Lightcone particle metadata
---------------------------

The :py:class:`lightcone_io.ParticleLightcone` instance acts like a
dictionary where the particle types are the keys. E.g. to see which
types are available::

  print(list(lightcone))

You can use the properties attribute to see what quantities are available for
each particle type::

  print(lightcone["Gas"].properties)

Each entry in properties is a zero element unyt array with the dtype, units
and shape of the quantity in the file and a ``attrs`` attribute which contains
a copy of the HDF5 attributes of the dataset.

Reading particle data
---------------------

Particles can be read in as follows::

  # Quantities to read in
  properties = ("Coordinates", "ParticleIDs")

  # Position and angular radius (in radians) on the sky to read in
  vector = (1., 0., 0.)
  radius = np.radians(10.)

  # Redshift range to read in
  redshift_range = (0., 1.0)

  # Read dark matter particles
  data = lightcone["DM"].read(property_names, vector, radius, redshift_range)

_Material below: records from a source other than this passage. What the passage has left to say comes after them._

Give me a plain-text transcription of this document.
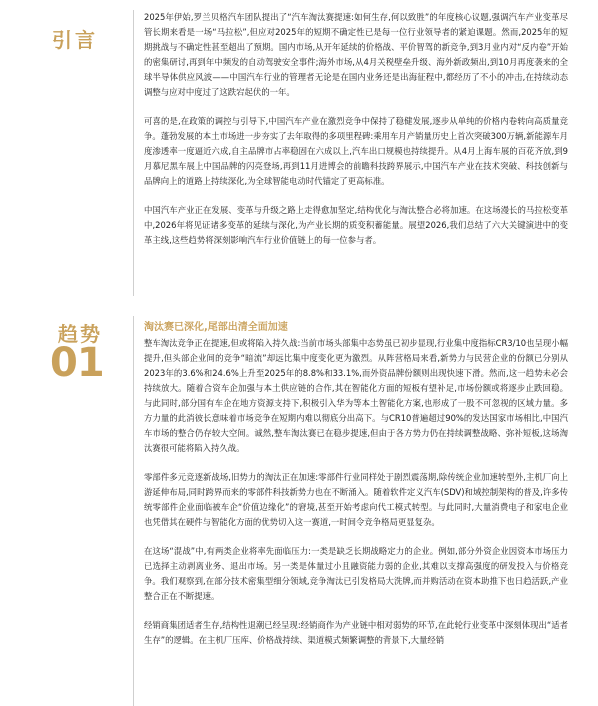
引言

2025年伊始,罗兰贝格汽车团队提出了“汽车淘汰赛提速:如何生存,何以致胜”的年度核心议题,强调汽车产业变革尽管长期来看是一场“马拉松”,但应对2025年的短期不确定性已是每一位行业领导者的紧迫课题。然而,2025年的短期挑战与不确定性甚至超出了预期。国内市场,从开年延续的价格战、平价智驾的新竞争,到3月业内对“反内卷”开始的密集研讨,再到年中频发的自动驾驶安全事件;海外市场,从4月关税壁垒升级、海外新政频出,到10月再度袭来的全球半导体供应风波——中国汽车行业的管理者无论是在国内业务还是出海征程中,都经历了不小的冲击,在持续动态调整与应对中度过了这跌宕起伏的一年。

可喜的是,在政策的调控与引导下,中国汽车产业在激烈竞争中保持了稳健发展,逐步从单纯的价格内卷转向高质量竞争。蓬勃发展的本土市场进一步夯实了去年取得的多项里程碑:乘用车月产销量历史上首次突破300万辆,新能源车月度渗透率一度逼近六成,自主品牌市占率稳固在六成以上,汽车出口规模也持续提升。从4月上海车展的百花齐放,到9月慕尼黑车展上中国品牌的闪亮登场,再到11月进博会的前瞻科技跨界展示,中国汽车产业在技术突破、科技创新与品牌向上的道路上持续深化,为全球智能电动时代锚定了更高标准。

中国汽车产业正在发展、变革与升级之路上走得愈加坚定,结构优化与淘汰整合必将加速。在这场漫长的马拉松变革中,2026年将见证诸多变革的延续与深化,为产业长期的质变积蓄能量。展望2026,我们总结了六大关键演进中的变革主线,这些趋势将深刻影响汽车行业价值链上的每一位参与者。

趋势
01
淘汰赛已深化,尾部出清全面加速

整车淘汰竞争正在提速,但或将陷入持久战:当前市场头部集中态势虽已初步显现,行业集中度指标CR3/10也呈现小幅提升,但头部企业间的竞争“暗流”却远比集中度变化更为激烈。从阵营格局来看,新势力与民营企业的份额已分别从2023年的3.6%和24.6%上升至2025年的8.8%和33.1%,而外资品牌份额则出现快速下滑。然而,这一趋势未必会持续放大。随着合资车企加强与本土供应链的合作,其在智能化方面的短板有望补足,市场份额或将逐步止跌回稳。与此同时,部分国有车企在地方资源支持下,积极引入华为等本土智能化方案,也形成了一股不可忽视的区域力量。多方力量的此消彼长意味着市场竞争在短期内难以彻底分出高下。与CR10普遍超过90%的发达国家市场相比,中国汽车市场的整合仍存较大空间。诚然,整车淘汰赛已在稳步提速,但由于各方势力仍在持续调整战略、弥补短板,这场淘汰赛很可能将陷入持久战。

零部件多元竞逐新战场,旧势力的淘汰正在加速:零部件行业同样处于剧烈震荡期,除传统企业加速转型外,主机厂向上游延伸布局,同时跨界而来的零部件科技新势力也在不断涌入。随着软件定义汽车(SDV)和域控制架构的普及,许多传统零部件企业面临被车企“价值边缘化”的窘境,甚至开始考虑向代工模式转型。与此同时,大量消费电子和家电企业也凭借其在硬件与智能化方面的优势切入这一赛道,一时间令竞争格局更显复杂。

在这场“混战”中,有两类企业将率先面临压力:一类是缺乏长期战略定力的企业。例如,部分外资企业因资本市场压力已选择主动剥离业务、退出市场。另一类是体量过小且融资能力弱的企业,其难以支撑高强度的研发投入与价格竞争。我们观察到,在部分技术密集型细分领域,竞争淘汰已引发格局大洗牌,而并购活动在资本助推下也日趋活跃,产业整合正在不断提速。

经销商集团适者生存,结构性退潮已经呈现:经销商作为产业链中相对弱势的环节,在此轮行业变革中深刻体现出“适者生存”的逻辑。在主机厂压库、价格战持续、渠道模式频繁调整的背景下,大量经销
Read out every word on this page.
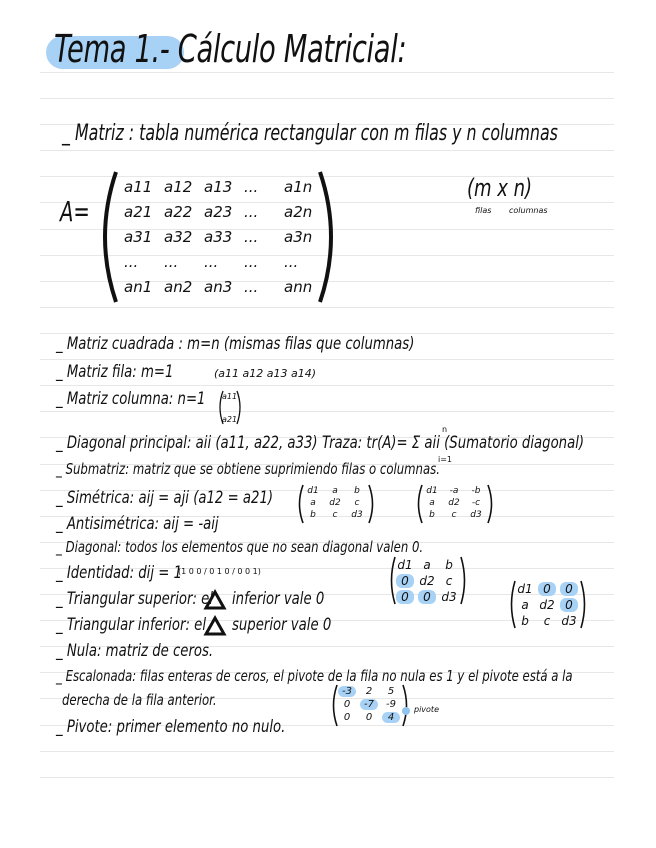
Tema 1.- Cálculo Matricial:
_ Matriz : tabla numérica rectangular con m filas y n columnas
A=
a11 a12 a13 ...	a1n
a21 a22 a23 ...	a2n
a31 a32 a33 ...	a3n
...	...	...	...	...
an1 an2 an3 ...	ann
(m x n)
filas columnas
_ Matriz cuadrada : m=n (mismas filas que columnas)
_ Matriz fila: m=1	(a11 a12 a13 a14)
_ Matriz columna: n=1 a11
a21
_ Diagonal principal: aii (a11, a22, a33) Traza: tr(A)= Σ aii (Sumatorio diagonal)
n
i=1
_ Submatriz: matriz que se obtiene suprimiendo filas o columnas.
_ Simétrica: aij = aji (a12 = a21)
_ Antisimétrica: aij = -aij
d1	a	b
a	d2	c
b	c	d3
d1	-a	-b
a	d2	-c
b	c	d3
_ Diagonal: todos los elementos que no sean diagonal valen 0.
_ Identidad: dij = 1
(1 0 0 / 0 1 0 / 0 0 1)
_ Triangular superior: el inferior vale 0
_ Triangular inferior: el superior vale 0
d1 a	b
0 d2 c
0	0 d3
d1 0	0
a d2 0
b	c d3
_ Nula: matriz de ceros.
_ Escalonada: filas enteras de ceros, el pivote de la fila no nula es 1 y el pivote está a la
derecha de la fila anterior.
_ Pivote: primer elemento no nulo.
-3	2	5
0	-7	-9
0	0	4
pivote
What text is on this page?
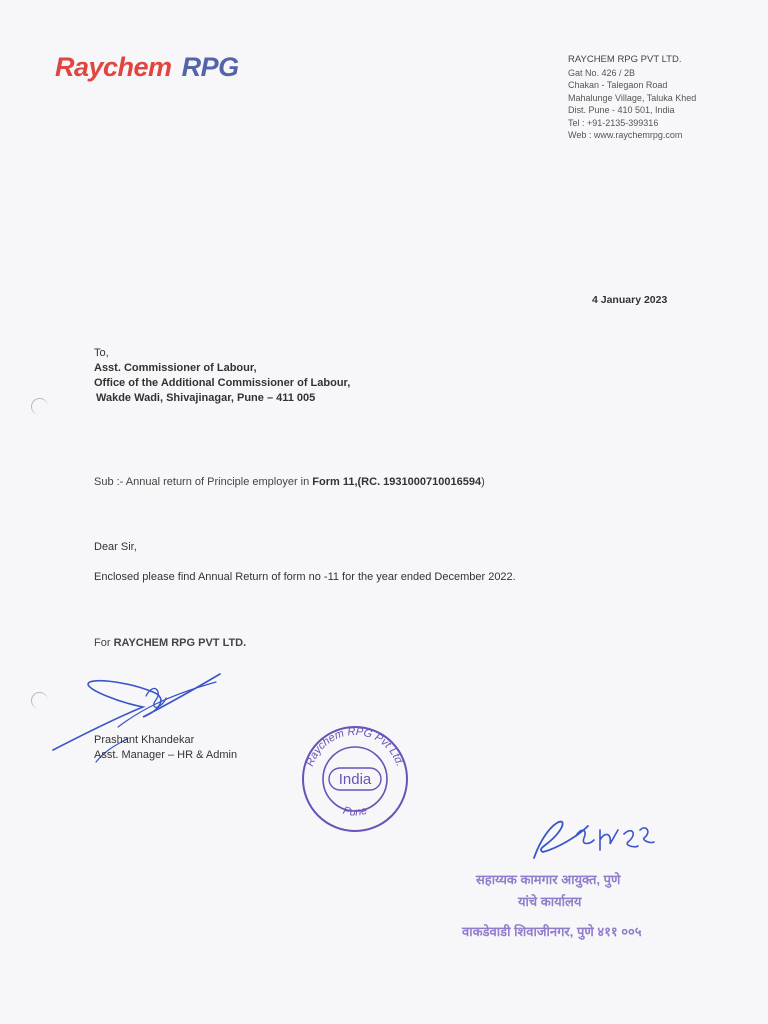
Raychem RPG	RAYCHEM RPG PVT LTD.
Gat No. 426 / 2B
Chakan - Talegaon Road
Mahalunge Village, Taluka Khed
Dist. Pune - 410 501, India
Tel : +91-2135-399316
Web : www.raychemrpg.com
4 January 2023
To,
Asst. Commissioner of Labour,
Office of the Additional Commissioner of Labour,
Wakde Wadi, Shivajinagar, Pune – 411 005
Sub :- Annual return of Principle employer in Form 11,(RC. 1931000710016594)
Dear Sir,
Enclosed please find Annual Return of form no -11 for the year ended December 2022.
For RAYCHEM RPG PVT LTD.
Prashant Khandekar
Asst. Manager – HR & Admin
India
Raychem RPG Pvt Ltd.
Pune
सहाय्यक कामगार आयुक्त, पुणे
यांचे कार्यालय
वाकडेवाडी शिवाजीनगर, पुणे ४११ ००५
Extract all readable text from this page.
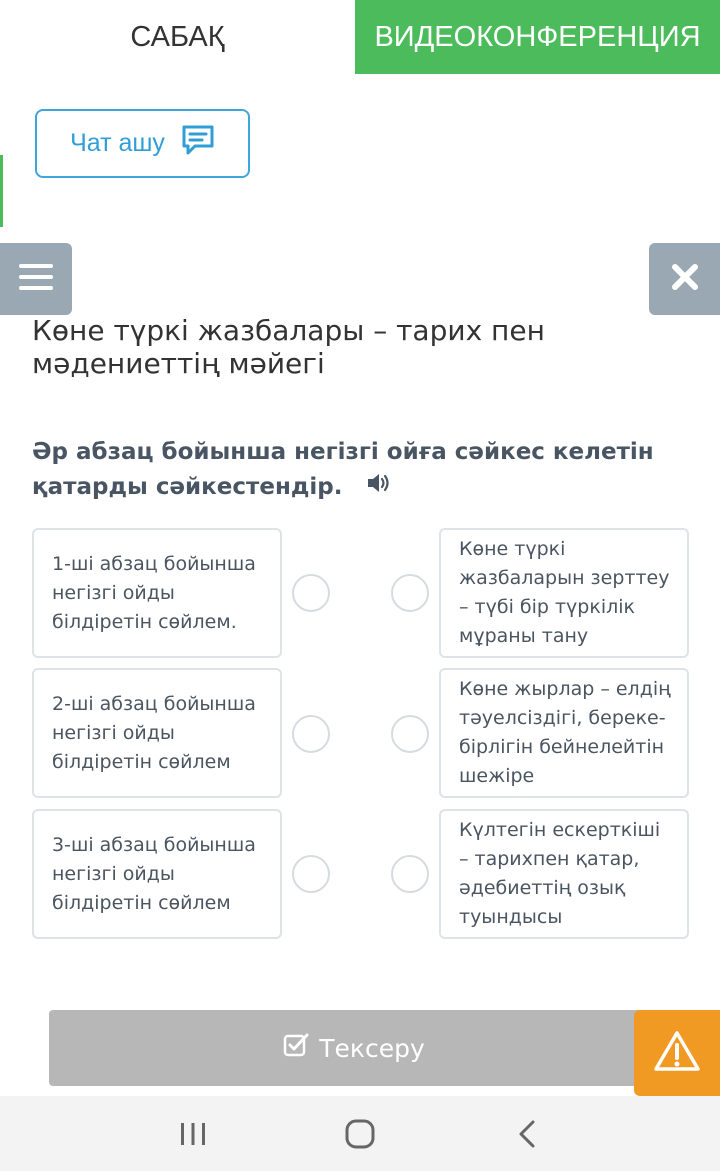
САБАҚ	ВИДЕОКОНФЕРЕНЦИЯ
Чат ашу
Көне түркі жазбалары – тарих пен мәдениеттің мәйегі
Әр абзац бойынша негізгі ойға сәйкес келетін қатарды сәйкестендір.
1-ші абзац бойынша негізгі ойды білдіретін сөйлем.
2-ші абзац бойынша негізгі ойды білдіретін сөйлем
3-ші абзац бойынша негізгі ойды білдіретін сөйлем
Көне түркі жазбаларын зерттеу – түбі бір түркілік мұраны тану
Көне жырлар – елдің тәуелсіздігі, береке-бірлігін бейнелейтін шежіре
Күлтегін ескерткіші – тарихпен қатар, әдебиеттің озық туындысы
Тексеру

The return value is a dictionary containing the quantities read in -
in this case Coordinates and ParticleIDs. If ``redshift_range=None``
then all redshifts are read in. If ``vector=None`` and ``radius=None``
then the whole sky is read in.

Note that this may return particles outside the specified region because the
indexed lightcone is stored in chunks and all chunks overlapping the region
are returned. There is also a ``read_exact()`` method which filters out the extra
particles. E.g.::

  data = lightcone["DM"].read_exact(property_names, vector, radius, redshift_range)

This is likely to be slower because it's necessary to read in the coordinates for
spatial selection and the expansion factors for redshift selection even if
these quantities are not being returned. Computing the angles and redshifts
adds some CPU overhead too.

Iterating over chunks of particles
----------------------------------

There is also a way to iterate through the selected particles without reading
them all into memory::

  for data in lightcone["DM"].iterate_chunks(property_names, vector, radius,
                                             redshift_range):
    pos = data["Coordinates"]
    ids = data["ParticleIDs"]
    # then do something with this subset of the selected particles...

Each iteration of this loop will receive a chunk of particles in the dict data.